Perceraian pada dasarnya tidak dilarang, selama alasan-alasan perceraian tersebut sesuai dengan ketentuan yang telah diatur dalam Undang-Undang. Akibat hukum dari perceraian mencakup berbagai aspek, baik dalam hukum keluarga, hukum kebendaan, maupun hukum perjanjian.
a. Terhadap Hubungan Suami Istri
erceraian memiliki konsekuensi hukum yang terkait dengan status suami atau istri. Setelah ikatan perkawinan terputus karena perceraian, baik suami maupun istri memiliki kebebasan untuk menikah lagi. Namun, bagi mantan istri, perlu memperhatikan masa iddah atau waktu tunggu. Iddah dilakukan untuk memastikan apakah istri sedang dalam keadaan hamil atau tidak.

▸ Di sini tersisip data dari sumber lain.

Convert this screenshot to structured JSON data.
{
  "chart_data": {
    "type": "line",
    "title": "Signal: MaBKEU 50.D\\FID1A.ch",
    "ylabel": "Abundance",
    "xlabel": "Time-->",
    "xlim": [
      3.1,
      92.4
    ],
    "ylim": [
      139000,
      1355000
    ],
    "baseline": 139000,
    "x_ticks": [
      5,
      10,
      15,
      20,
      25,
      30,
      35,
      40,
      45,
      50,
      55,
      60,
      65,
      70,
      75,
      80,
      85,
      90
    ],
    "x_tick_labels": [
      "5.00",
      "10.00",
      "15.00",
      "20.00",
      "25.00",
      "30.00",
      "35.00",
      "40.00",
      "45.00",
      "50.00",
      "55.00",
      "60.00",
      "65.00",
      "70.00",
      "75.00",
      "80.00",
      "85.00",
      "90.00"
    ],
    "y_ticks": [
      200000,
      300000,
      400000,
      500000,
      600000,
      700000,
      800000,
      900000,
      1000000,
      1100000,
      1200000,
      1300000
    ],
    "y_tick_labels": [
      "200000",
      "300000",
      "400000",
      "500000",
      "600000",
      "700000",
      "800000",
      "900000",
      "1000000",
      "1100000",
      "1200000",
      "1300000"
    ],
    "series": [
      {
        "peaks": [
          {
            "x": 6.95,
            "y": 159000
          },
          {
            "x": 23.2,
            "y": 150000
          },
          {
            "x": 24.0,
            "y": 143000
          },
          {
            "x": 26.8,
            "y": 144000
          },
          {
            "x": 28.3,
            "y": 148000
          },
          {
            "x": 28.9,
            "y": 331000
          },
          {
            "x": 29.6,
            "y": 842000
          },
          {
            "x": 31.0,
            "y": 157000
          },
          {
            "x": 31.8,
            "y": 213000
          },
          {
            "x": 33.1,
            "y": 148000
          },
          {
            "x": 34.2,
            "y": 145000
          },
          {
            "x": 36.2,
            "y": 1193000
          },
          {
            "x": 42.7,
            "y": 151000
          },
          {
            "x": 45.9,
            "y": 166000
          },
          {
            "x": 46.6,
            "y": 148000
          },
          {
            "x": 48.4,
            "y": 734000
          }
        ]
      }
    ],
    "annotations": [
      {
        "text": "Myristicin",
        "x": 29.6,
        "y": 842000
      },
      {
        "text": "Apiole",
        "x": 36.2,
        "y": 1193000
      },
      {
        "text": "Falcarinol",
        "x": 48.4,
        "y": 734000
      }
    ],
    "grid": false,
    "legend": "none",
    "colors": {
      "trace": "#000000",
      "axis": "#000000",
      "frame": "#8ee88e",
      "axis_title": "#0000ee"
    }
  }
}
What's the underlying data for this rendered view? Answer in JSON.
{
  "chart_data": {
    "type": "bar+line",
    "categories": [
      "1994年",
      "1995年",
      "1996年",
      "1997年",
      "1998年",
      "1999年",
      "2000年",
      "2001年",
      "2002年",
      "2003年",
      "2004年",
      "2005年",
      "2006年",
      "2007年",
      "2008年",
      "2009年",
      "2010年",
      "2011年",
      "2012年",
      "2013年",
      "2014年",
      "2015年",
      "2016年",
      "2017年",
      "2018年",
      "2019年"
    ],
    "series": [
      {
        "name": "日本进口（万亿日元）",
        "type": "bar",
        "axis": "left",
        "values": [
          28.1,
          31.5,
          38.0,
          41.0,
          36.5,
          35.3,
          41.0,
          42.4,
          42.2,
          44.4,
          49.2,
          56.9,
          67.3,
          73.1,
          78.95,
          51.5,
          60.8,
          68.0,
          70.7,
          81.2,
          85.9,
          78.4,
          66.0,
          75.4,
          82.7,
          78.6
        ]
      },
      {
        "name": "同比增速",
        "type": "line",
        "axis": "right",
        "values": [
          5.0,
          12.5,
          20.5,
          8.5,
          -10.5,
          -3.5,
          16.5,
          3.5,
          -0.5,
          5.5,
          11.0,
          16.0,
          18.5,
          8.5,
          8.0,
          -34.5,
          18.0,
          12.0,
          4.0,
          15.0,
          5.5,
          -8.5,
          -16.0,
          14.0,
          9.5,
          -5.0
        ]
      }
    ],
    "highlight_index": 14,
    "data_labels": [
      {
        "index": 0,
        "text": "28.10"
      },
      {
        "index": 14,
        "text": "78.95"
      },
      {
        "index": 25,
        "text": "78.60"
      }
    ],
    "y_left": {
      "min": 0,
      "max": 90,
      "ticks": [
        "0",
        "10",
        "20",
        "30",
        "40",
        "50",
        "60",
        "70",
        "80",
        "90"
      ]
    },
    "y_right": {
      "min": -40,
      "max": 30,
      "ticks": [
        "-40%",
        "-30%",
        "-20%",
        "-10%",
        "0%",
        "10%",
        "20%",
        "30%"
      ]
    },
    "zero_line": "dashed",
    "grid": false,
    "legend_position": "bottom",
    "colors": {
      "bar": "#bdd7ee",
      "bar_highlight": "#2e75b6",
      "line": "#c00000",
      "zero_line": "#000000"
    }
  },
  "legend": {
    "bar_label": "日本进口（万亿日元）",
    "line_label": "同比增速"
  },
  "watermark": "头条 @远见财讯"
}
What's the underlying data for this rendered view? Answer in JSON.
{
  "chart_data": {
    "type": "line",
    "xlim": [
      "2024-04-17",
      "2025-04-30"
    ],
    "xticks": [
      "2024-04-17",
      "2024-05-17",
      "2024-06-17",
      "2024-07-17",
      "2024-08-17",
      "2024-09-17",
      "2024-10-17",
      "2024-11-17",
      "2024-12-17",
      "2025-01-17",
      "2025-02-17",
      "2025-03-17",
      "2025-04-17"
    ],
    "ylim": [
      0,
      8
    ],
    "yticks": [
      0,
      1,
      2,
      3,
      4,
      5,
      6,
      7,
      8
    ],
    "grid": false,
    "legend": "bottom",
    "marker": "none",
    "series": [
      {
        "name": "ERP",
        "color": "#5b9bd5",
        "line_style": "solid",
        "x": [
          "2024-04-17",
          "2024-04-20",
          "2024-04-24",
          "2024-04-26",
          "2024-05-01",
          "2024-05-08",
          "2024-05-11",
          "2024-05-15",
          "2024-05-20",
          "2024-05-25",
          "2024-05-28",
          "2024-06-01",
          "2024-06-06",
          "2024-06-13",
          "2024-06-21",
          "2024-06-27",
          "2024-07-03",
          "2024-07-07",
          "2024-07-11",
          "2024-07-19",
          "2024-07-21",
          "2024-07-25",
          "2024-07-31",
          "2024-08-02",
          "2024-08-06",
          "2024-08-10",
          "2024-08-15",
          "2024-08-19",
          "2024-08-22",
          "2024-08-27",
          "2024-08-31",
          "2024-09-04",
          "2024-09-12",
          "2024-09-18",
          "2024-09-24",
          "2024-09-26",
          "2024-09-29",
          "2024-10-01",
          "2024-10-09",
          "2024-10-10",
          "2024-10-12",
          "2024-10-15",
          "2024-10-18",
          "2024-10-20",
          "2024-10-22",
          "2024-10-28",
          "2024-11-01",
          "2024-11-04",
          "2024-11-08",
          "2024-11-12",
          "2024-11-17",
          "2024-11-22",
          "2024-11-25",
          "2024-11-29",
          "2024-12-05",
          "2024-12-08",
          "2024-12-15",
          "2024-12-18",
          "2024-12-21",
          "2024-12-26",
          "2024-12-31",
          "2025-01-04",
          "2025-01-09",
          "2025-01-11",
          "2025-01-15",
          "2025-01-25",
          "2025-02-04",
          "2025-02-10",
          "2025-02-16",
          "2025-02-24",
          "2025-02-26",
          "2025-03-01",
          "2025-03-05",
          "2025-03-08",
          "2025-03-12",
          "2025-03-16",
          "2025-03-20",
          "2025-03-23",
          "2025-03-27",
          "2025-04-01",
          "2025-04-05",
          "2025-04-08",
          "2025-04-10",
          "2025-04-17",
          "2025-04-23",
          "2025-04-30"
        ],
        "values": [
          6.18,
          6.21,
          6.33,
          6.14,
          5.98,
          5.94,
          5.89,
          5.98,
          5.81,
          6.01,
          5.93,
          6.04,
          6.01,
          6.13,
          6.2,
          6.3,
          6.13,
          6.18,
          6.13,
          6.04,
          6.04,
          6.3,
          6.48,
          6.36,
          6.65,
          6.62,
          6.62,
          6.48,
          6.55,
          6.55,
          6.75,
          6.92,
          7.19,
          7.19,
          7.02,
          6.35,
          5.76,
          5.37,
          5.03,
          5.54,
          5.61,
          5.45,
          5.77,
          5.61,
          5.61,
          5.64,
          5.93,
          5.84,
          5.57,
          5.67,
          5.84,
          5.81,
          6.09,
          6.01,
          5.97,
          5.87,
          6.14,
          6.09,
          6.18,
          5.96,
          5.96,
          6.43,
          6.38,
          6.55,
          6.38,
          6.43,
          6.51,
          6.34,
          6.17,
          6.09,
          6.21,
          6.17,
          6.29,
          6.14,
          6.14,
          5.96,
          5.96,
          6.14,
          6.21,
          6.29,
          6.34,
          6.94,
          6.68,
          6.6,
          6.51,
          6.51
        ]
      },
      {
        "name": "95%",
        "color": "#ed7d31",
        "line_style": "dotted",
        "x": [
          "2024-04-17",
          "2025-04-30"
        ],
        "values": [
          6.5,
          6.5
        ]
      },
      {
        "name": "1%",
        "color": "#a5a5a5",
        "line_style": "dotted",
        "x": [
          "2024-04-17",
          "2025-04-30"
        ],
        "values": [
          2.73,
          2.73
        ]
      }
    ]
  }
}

b. Terhadap Pembagian Harta Bersama
Setelah perceraian, masalah harta kekayaan sering kali menjadi perhatian. Harta bersama dapat menjadi sumber konflik, terutama ketika terjadi perceraian antara suami dan istri atau selama proses perceraian berlangsung di pengadilan agama. Berbagai masalah hukum dapat muncul terkait dengan pembagian harta tersebut.
c. Terhadap Nafkah
Dalam perkawinan, nafkah merupakan kewajiban suami terhadap istri dan anak-anaknya. Undang-Undang No. 1 Tahun 1974 tentang perkawinan, Pasal 34 ayat (1), menegaskan bahwa suami harus melindungi istrinya dan menyediakan segala kebutuhan hidup berumah tangga sesuai dengan kemampuannya. Namun, ketika terjadi perceraian, kewajiban ini tidak berlaku lagi sesuai dengan syarat dan ketentuannya.
Undang-Undang Perkawinan, dalam Pasal 41 huruf c, mengatur kemungkinan pembiayaan setelah perceraian. Pengadilan dapat mewajibkan bekas suami memberikan biaya penghidupan dan/atau menetapkan kewajiban tertentu bagi bekas istri. Jika bekas istri tidak memiliki mata pencaharian untuk memenuhi kebutuhan sehari-harinya, bekas suami harus memberikan biaya hidup hingga bekas istri menikah lagi dengan pria lain.
d. Terhadap Anak
Orang tua yang bercerai tidak langsung terbebas dari kewajiban terhadap anak-anak mereka yang masih di bawah umur. Berdasarkan ketentuan yang berlaku, pemeliharaan anak ditentukan berdasarkan keturunan yang sah sebagai anak kandung. Pasal 42 Undang-Undang Perkawinan menyatakan bahwa “anak yang sah” adalah yang lahir dalam atau sebagai hasil dari perkawinan yang sah. Namun, anak yang lahir di luar pernikahan hanya memiliki hubungan perdata dengan ibunya dan keluarga ibunya sesuai dengan Pasal 43 ayat 1.